FAT POSSUM RECORDS
NOT THE SAME OLD BLUES CRAP (1997)
Fat Possum Records is a label you gotta love just for the name. My other favourite blues label name is Blind Pig Records. Fat Possum wins out over Blind Pig because the blues on Fat Possum is really downhome, primitive and unlike a lot of stuff I'd heard before. Blind Pig artists have a much more sophisticated sound and approach to their blues. Fat Possum bluesmen look, sound and are very rural. The blues they make is electric but the music sounds as if comes from parts of the backwoods where they don't have electricity.
I read about Far Possum. How, not unlike the birth of Alligator Records, a young White guy founded Fat Possum to record the music of some very obscure country bluesman. These were guys whom time had passed by. They were still making blues the way it had been played in the rural juke joints for many years while blues went uptown and got all sophisticated and commercial in the hands of Muddy Waters, John Lee Hooker, B B King, Robert Cray and Stevie Ray Vaughan to outline just a brief history of time.
Since 1992 Fat Possum has given us Junior Kimbrough and R L Burnside (once backed by the Jon Spencer Blues Explosion) and T-Model Ford who sounded mean as hell and twice as unsophisticated. They rocked the blues pretty good and made as cathartic a racket as any punk rocker.

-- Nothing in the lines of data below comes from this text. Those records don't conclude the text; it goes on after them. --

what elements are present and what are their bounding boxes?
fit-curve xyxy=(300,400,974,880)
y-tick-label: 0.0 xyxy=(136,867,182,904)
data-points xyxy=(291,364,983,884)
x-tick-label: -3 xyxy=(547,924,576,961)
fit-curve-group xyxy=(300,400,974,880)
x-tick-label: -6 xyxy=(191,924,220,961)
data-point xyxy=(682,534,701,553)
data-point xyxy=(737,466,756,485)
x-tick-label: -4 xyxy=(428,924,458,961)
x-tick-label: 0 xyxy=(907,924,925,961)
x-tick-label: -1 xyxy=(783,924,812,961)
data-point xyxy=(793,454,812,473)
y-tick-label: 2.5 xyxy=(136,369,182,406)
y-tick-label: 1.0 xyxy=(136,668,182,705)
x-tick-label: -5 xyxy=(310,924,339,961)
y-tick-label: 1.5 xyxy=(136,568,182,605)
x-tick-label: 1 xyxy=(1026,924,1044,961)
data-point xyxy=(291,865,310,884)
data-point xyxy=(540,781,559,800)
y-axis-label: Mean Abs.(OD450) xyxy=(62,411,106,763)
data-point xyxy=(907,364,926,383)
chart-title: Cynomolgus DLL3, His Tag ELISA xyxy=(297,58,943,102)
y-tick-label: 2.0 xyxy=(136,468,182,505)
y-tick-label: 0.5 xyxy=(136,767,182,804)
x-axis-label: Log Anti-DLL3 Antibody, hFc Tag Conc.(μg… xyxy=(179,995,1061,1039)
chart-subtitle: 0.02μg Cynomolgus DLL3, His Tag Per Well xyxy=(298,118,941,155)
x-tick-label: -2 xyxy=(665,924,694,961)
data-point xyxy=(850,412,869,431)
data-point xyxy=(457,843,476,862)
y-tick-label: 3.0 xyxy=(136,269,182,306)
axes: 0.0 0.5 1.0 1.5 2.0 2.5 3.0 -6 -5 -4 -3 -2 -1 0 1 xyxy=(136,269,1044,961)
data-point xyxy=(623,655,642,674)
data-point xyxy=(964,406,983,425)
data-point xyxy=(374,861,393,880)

The first handful of Fat Possum albums I saw in Cape Town, a couple of R L Burnside records, were rather expensive for my taste, especially for blues records and I passed them by. Then I found the debut, and possibly only, album by Paul "Wine" Jones who is probably in the second league of Fat Possum artists and who truly has an excessively simplistic wah wah guitar style that makes me think of my own capabilities. How on earth and why Jones made the wah wah pedal his own is a mystery. Perhaps he found a second hand pedal in a local pawnshop and when he tested it he realised the noise it made could set him apart from his peers.
Even with the wah wah pedal Jones is no Jimi Hendrix, Steve Stills or Eric Clapton and the description unholy, over-amped roar fits his guitar playing. The backing is as simplistic and furious and his huge echoed bellow of a voice doesn't so much sing as chant the very straightforward lyrics. Jones is no poet and he mixes and matches traditional blues phrases with this own witticisms.
Paul "Wine" Jones makes riveting, though limited music. Over the length of an album the schtick pales. The ideal setting for a Paul "Wine" Jones tune is amidst a collection of other acts on Fat Possum, such as Not The Same Old Blues Crap, released in 1997.
T-Model Ford, Junior Kimbrough, R L Burnside, The Jelly Roll Kings and other more obscure names feature on this album. Not Paul "Wine" Jones, though.
Kimbrough does music that can be as lonesome as any of the solo John Lee Hooker sides or as relentless as Howlin Wolf's Memphis band with Willie Steele on guitar. Burnside sounds feral and extremely dangerous even when unarmed. The Neckbones and The Jelly Roll Kings are juke joint houserockers. Where The Neckbones, with "Crack Whore Blues", are as in your face as their song title suggests, the Jelly Roll Kings swing like a cool jazz combo with extra boogie backbeat.
Then there is Elmo Williams who does a dirty guitar boogie, backed by rudimentary drums (that kind of drumming is par for the course for Fat Possum artists) and almost atonal mouth harp. Williams could be a Hound Dog Taylor without slide guitar and his boogie is relentless, motorvating and just dares me to get up and dance in a silly, yet energetic fashion. Perhaps an album's worth of this fierce boogie would be too much, but damn it, one track ain't enough.
Robert Cage does a wordless chanting blues backed by alternately pounding and slicing acoustic guitar. This is the way to resolve the age old conundrum of avoiding blues clichés
Hasil Adkins closes the album on what sounds like an old timey hillbilly song to me. It even has a spoken bit where Adkins get all maudlin over the memories of his long gone love one, and if that is not the true sign of deep country, I do not know what is. The acoustic guitar and thudding drum are as simple as any of the blues tracks and the entire lyric is something like your memories are still loving me." Tear-jerking brilliant.
On the strength of this compilation I would seek out more of Kimbrough, Burnside and the Jelly Roll Kings and probably Elmo Williams too. At 44 minutes the CD is about the same length as records used to be and as a teaser it delivers a lot and promises a great deal more. That is what a good compilation is all about.
Whether the Fat Possum artists have ever become fat cats on the strength of their releases on this label is doubtful. Even severely primitive bluesmen will sell only so many records. If it ain't commercial it won't get on MTV and it won't be on the Disney Channel.
That's all right with me. These blues deserve attention, respect and, most of all, pure and untrammelled enjoyment.